Pourtant, on aurait pu avoir un sujet comme la guerre contre les groupes jihadistes au Mali, comme sujet important dans cette campagne présidentielle. Mais le désengagement militaire de la France au Mali plusieurs mois avant cette présidentielle a permis de sortir ce dossier très important et sensible à la fois du débat entre les candidats. Le sujet n’aurait pas plaidé en faveur d’Emmanuel Macron, le président sortant, face à ses adversaires.
Comme par le passé, le seul élément qui tient à la fois de la politique intérieure et extérieure est la question de l’immigration. Et Comme d’habitude, le sujet tient une certaine place dans les discours de campagne d’une partie des candidats, surtout ceux situés à l’extrême droite de l’échiquier politique. Les propos particulièrement outrageants tenus sur la question par un candidat comme Eric Zemmour illustre parfaitement l’obsession qu’entretient l’extrême-droite française autour de l’immigration.
Dans son discours à l’université de Ouagadougou, Burkina-Faso, six mois après son entrée à l’Elysée, Emmanuel Macron avait annoncé « la fin de la politique africaine de la France ». A-t-il tenu promesse ?
J’ai l’impression qu’il s’agissait d’un lapsus lorsque le président Macron déclarait la fin de la politique française en Afrique. On s’est demandé qu’est-ce qu’il voulait dire exactement.
Tous les pays ont des politiques extérieures en direction des différentes parties du monde. Cela n’a pas de sens de parler de la fin de la politique française en Afrique, puisqu’il y a toujours à l’égard des pays africains une politique et au-delà à l’égard du continent de manière plus global. Je crois qu’il voulait dire plutôt la fin de la « France-Afrique », ce modèle de rapports qui remonte aux indépendances et qui est basé sur une conception particulièrement inégalitaire, donc, contestable des relations entre la France et ses anciennes colonies africaines. Je crois que c’est ce qu’il voulait dire. Est-ce qu’il a tenu promesse ? Je ne le pense pas.

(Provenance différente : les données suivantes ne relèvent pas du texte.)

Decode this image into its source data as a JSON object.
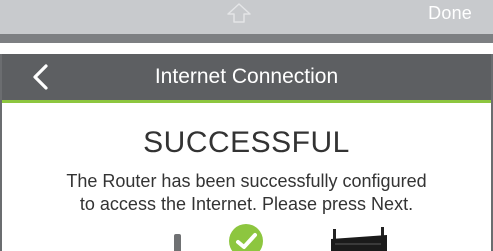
{
  "keyboard": {
    "done_label": "Done",
    "shift_icon": "shift-arrow-icon"
  },
  "header": {
    "title": "Internet Connection",
    "back_icon": "chevron-left-icon"
  },
  "content": {
    "status": "SUCCESSFUL",
    "message_line1": "The Router has been successfully configured",
    "message_line2": "to access the Internet. Please press Next."
  },
  "colors": {
    "header_bg": "#5d5f62",
    "accent_green": "#8dc63f",
    "keyboard_bg": "#c8cacd",
    "text": "#333333"
  }
}
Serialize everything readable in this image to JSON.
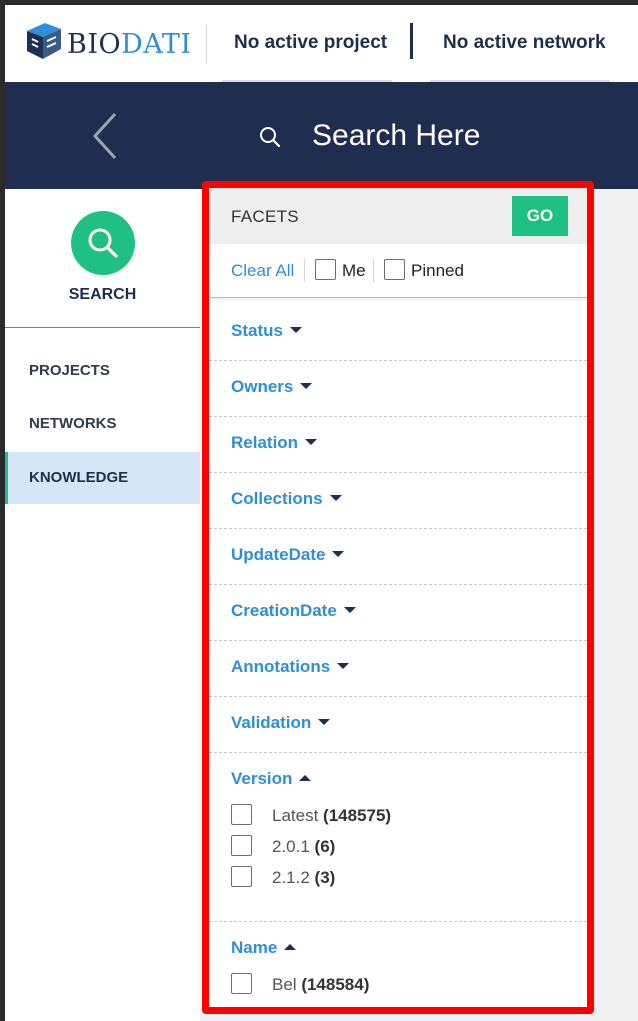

Pour revenir au fameux discours de Macron devant les écrivains de l’université de Ouagadougou, il a été prononcé dans un contexte où ce pays et la sous-région étaient dans une situation nettement différentes celle qui y prévaut aujourd’hui. Des coups d’état ont renversé les régimes qui étaient en place à Bamako, à Conakry et à Ouagadougou. Il y a une forte très tension entre la France et le Mali. Les opinions publiques dans beaucoup de pays du Sahel et en Afrique expriment, aujourd’hui, des positions très négative sur l’influence française. À mon avis, la perception africaine n’est pas celle d’un changement profond dans la politique africaine de la France. Je pense qu’on a retrouvé avec le président Emmanuel Macron, dans le ton et un peu dans les formes, les mêmes tendances qu’on dénonçait jusque-là qui donnaient l’impression que le continent africain est traité avec condescendance et pas de la même manière que d’autres régions du monde.